Topics

  1. Setting up aliases
  2. Submitting batch jobs (review)
  3. Running parallel (array) jobs
  4. Running sequential jobs
  5. Running MATLAB interactively
  6. Submitting MATLAB jobs

Topic 1: Setting up aliases

  1. Open the terminal
  2. Type ls -a to see .bash_profile file
  3. Type emacs -nw .bash_profile to edit or create
  4. Add alias(es) by typing:

alias [alias-name]="[command-to-run]"

Example: alias jhpce="ssh -X amejia@jhpce01.jhsph.edu"

  1. Type Ctrl-x Ctrl-c then y to exit and save

Exercise!

Set up an alias to get on the jhpce cluster.


Topic 2: Submitting batch jobs (review)

  1. Get on jhpce.
  2. Go to the directory where your code is OR create a short R file by typing emacs -nw myscript.R and entering a couple lines of R code.
  3. Create and open shell script by typing emacs -nw shellscriptname.sh. Write shell script (example below), then exit and save by typing Ctrl-X Ctrl-C then y
  4. Submit job by typing qsub shellscriptname.sh
#!/bin/sh
#$ -cwd 
Rscript Rfilename.R

Exercise!

Submit an R job that computes 2+2.


Topic 3: Running parallel (array) jobs

Array jobs are useful if you want to run the same job in parallel over different subjects, scenarios, simulation iterations, etc. The basic idea is that each array job will have a task ID, and in your R code you will grab this task ID.

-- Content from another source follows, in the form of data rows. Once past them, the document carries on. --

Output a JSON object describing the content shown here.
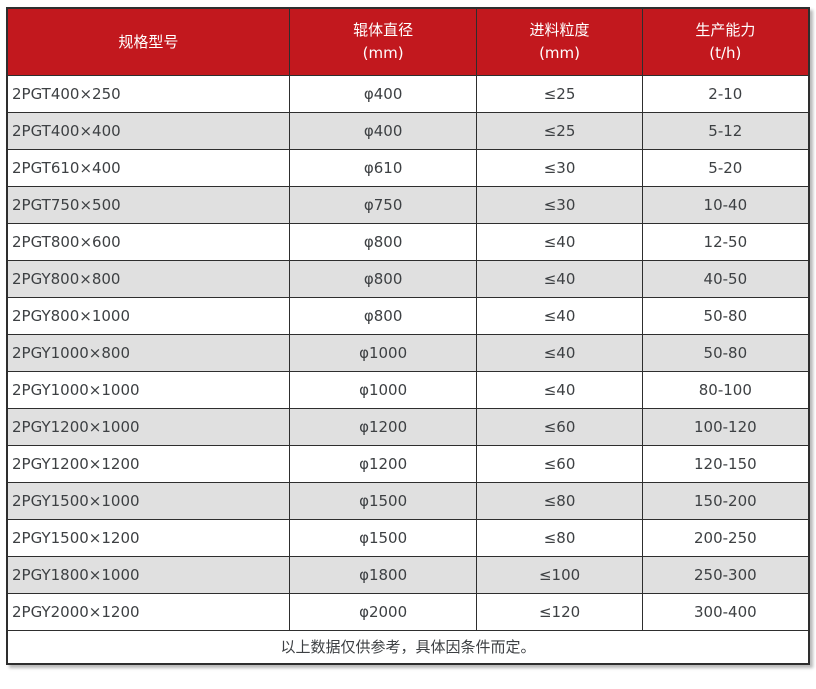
{
  "chart_data": {
    "type": "table",
    "title": "",
    "columns": [
      {
        "label": "规格型号",
        "unit": ""
      },
      {
        "label": "辊体直径",
        "unit": "(mm)"
      },
      {
        "label": "进料粒度",
        "unit": "(mm)"
      },
      {
        "label": "生产能力",
        "unit": "(t/h)"
      }
    ],
    "rows": [
      [
        "2PGT400×250",
        "φ400",
        "≤25",
        "2-10"
      ],
      [
        "2PGT400×400",
        "φ400",
        "≤25",
        "5-12"
      ],
      [
        "2PGT610×400",
        "φ610",
        "≤30",
        "5-20"
      ],
      [
        "2PGT750×500",
        "φ750",
        "≤30",
        "10-40"
      ],
      [
        "2PGT800×600",
        "φ800",
        "≤40",
        "12-50"
      ],
      [
        "2PGY800×800",
        "φ800",
        "≤40",
        "40-50"
      ],
      [
        "2PGY800×1000",
        "φ800",
        "≤40",
        "50-80"
      ],
      [
        "2PGY1000×800",
        "φ1000",
        "≤40",
        "50-80"
      ],
      [
        "2PGY1000×1000",
        "φ1000",
        "≤40",
        "80-100"
      ],
      [
        "2PGY1200×1000",
        "φ1200",
        "≤60",
        "100-120"
      ],
      [
        "2PGY1200×1200",
        "φ1200",
        "≤60",
        "120-150"
      ],
      [
        "2PGY1500×1000",
        "φ1500",
        "≤80",
        "150-200"
      ],
      [
        "2PGY1500×1200",
        "φ1500",
        "≤80",
        "200-250"
      ],
      [
        "2PGY1800×1000",
        "φ1800",
        "≤100",
        "250-300"
      ],
      [
        "2PGY2000×1200",
        "φ2000",
        "≤120",
        "300-400"
      ]
    ],
    "footnote": "以上数据仅供参考，具体因条件而定。"
  },
  "colors": {
    "header_bg": "#c2181e",
    "header_text": "#ffffff",
    "row_alt_bg": "#e0e0e0",
    "row_bg": "#ffffff",
    "border": "#2e2e2e",
    "cell_text": "#3d4043"
  }
}
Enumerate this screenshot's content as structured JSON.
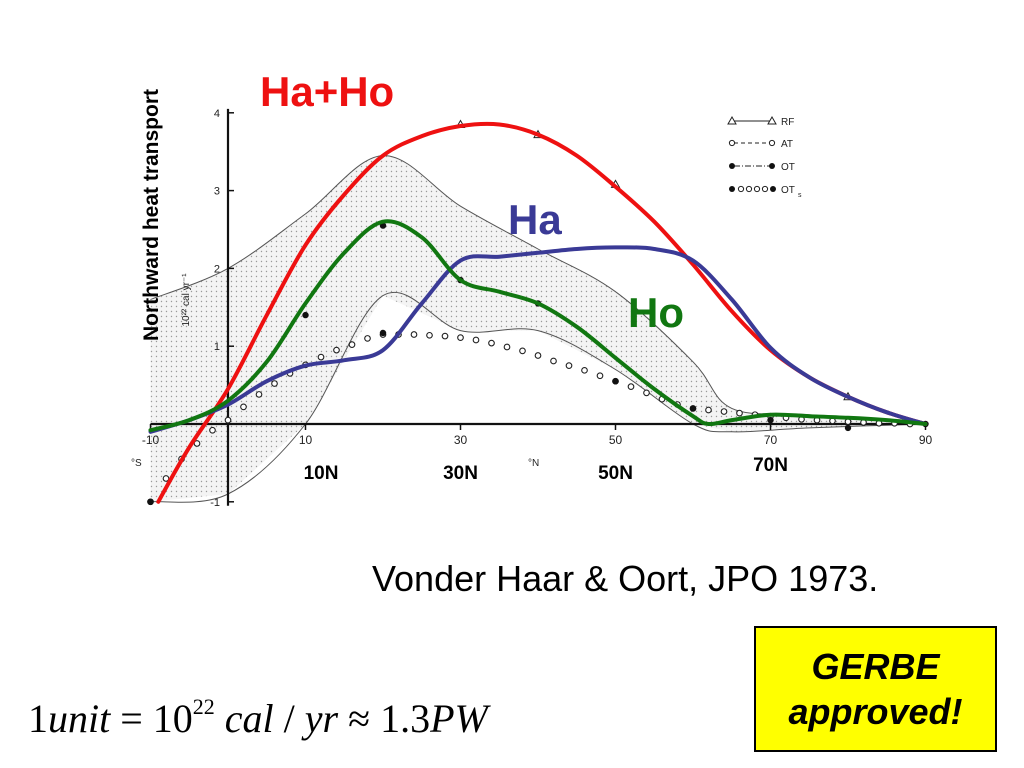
{
  "chart_data": {
    "type": "line",
    "ylabel": "Northward heat transport",
    "y_unit_label": "10²² cal yr⁻¹",
    "x_ticks": [
      "-10",
      "10",
      "30",
      "50",
      "70",
      "90"
    ],
    "x_tick_values": [
      -10,
      10,
      30,
      50,
      70,
      90
    ],
    "x_extra_labels": [
      "°S",
      "°N"
    ],
    "y_ticks": [
      "-1",
      "1",
      "2",
      "3",
      "4"
    ],
    "y_tick_values": [
      -1,
      1,
      2,
      3,
      4
    ],
    "xlim": [
      -10,
      90
    ],
    "ylim": [
      -1,
      4
    ],
    "latitude_labels": [
      {
        "text": "10N",
        "x": 12
      },
      {
        "text": "30N",
        "x": 30
      },
      {
        "text": "50N",
        "x": 50
      },
      {
        "text": "70N",
        "x": 70
      }
    ],
    "legend": [
      "RF",
      "AT",
      "OT",
      "OT"
    ],
    "series": [
      {
        "name": "Ha+Ho",
        "color": "#ee1111",
        "x": [
          -9,
          -5,
          0,
          5,
          10,
          15,
          20,
          25,
          30,
          35,
          40,
          45,
          50,
          55,
          60,
          65,
          70,
          75,
          80,
          85,
          90
        ],
        "y": [
          -1.0,
          -0.3,
          0.45,
          1.4,
          2.3,
          2.95,
          3.45,
          3.7,
          3.83,
          3.85,
          3.72,
          3.45,
          3.05,
          2.6,
          2.05,
          1.45,
          0.95,
          0.6,
          0.35,
          0.15,
          0.0
        ]
      },
      {
        "name": "Ha",
        "color": "#3a3a96",
        "x": [
          -10,
          -5,
          0,
          5,
          10,
          15,
          20,
          25,
          30,
          35,
          40,
          45,
          50,
          55,
          60,
          65,
          70,
          75,
          80,
          85,
          90
        ],
        "y": [
          -0.1,
          0.05,
          0.25,
          0.55,
          0.75,
          0.82,
          0.95,
          1.55,
          2.1,
          2.15,
          2.2,
          2.25,
          2.27,
          2.25,
          2.1,
          1.6,
          0.98,
          0.6,
          0.35,
          0.15,
          0.0
        ]
      },
      {
        "name": "Ho",
        "color": "#117711",
        "x": [
          -10,
          -5,
          0,
          5,
          10,
          15,
          20,
          25,
          30,
          35,
          40,
          45,
          50,
          55,
          60,
          62,
          65,
          70,
          75,
          80,
          85,
          90
        ],
        "y": [
          -0.08,
          0.05,
          0.3,
          0.8,
          1.55,
          2.2,
          2.6,
          2.4,
          1.85,
          1.7,
          1.55,
          1.25,
          0.85,
          0.45,
          0.1,
          0.0,
          0.05,
          0.12,
          0.1,
          0.08,
          0.05,
          0.0
        ]
      }
    ]
  },
  "citation": "Vonder Haar & Oort, JPO 1973.",
  "badge": {
    "line1": "GERBE",
    "line2": "approved!"
  },
  "formula": {
    "lead": "1",
    "unit": "unit",
    "eq": " = 10",
    "exp": "22",
    "cal": " cal",
    "slash": " / ",
    "yr": "yr",
    "approx": " ≈ 1.3",
    "pw": "PW"
  },
  "colors": {
    "badge_bg": "#ffff00"
  }
}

  1. Add task IDs to your shell script through the t option. For example, if you want your jobs to be indexed 1-10, you’d add #$ -t 1-10
  2. Add a line k <- as.numeric(Sys.getenv("SGE_TASK_ID")) in your R code to grab the task ID, and use k to determine which subjects, scenarios, etc. to run.

Exercise!

Run the following R code in parallel:

subjects <- c("Marie","John","Shelly","Chen")
k <- as.numeric(Sys.getenv("SGE_TASK_ID"))
subject.k <- subjects[k]
print(subject.k)

Topic 4: Running sequential jobs

Sequential jobs are useful if you want to run a series of jobs, where each job should be completed before the next begins.

  1. Submit the first job by typing qsub job1.sh
  2. Type qstat and copy the task id, for example 1234.
  3. Submit the second job by typing qsub -hold_jid 1234 job2.sh

Exercise!

Run the following two R jobs sequentially:

a <- "hello world"
save(a, file="~/a.Rdata")
load(file="~/a.Rdata")
print(a)

Topic 5: Running MATLAB interactively

  1. Type which matlab to see if the MATLAB module is loaded.
  2. If you get a “no matlab in…” message, add the following line to the end of your .bashrc file: module load matlab
  3. Get onto a node by typing qrsh
  4. Type matlab -nodisplay to run MATLAB on the command line, or just matlab to open the GUI.
  5. To exit MATLAB, type exit

Exercise!

Open MATLAB and compute 2+2.


Topic 6: Submitting MATLAB jobs

If you want to run a MATLAB job titled myscript.m, create the following shell script, then submit as usual with qsub:

#$ -m e -M amejia@jhsph.edu
#$ -cwd
matlab -r "myscript; exit"

A cautionary not: MATLAB may run code in a parallel environment without being explicitly told to do so, taking up resources on multiple cores!
* If your job is relatively big, you should add a line #$ -pe local [num-cores] to the shell script, where num-cores is the number of cores you think MATLAB might use. * To estimate the number of cores MATLAB used on a previous job, find the email sent to you by root@local. This email should include CPU time and Wallclock time. * If the CPU time is greater than the Wallclock time, this means that multiple cores were used. The number of cores used \(latex \approx\) CPU Time/Wallclock Time.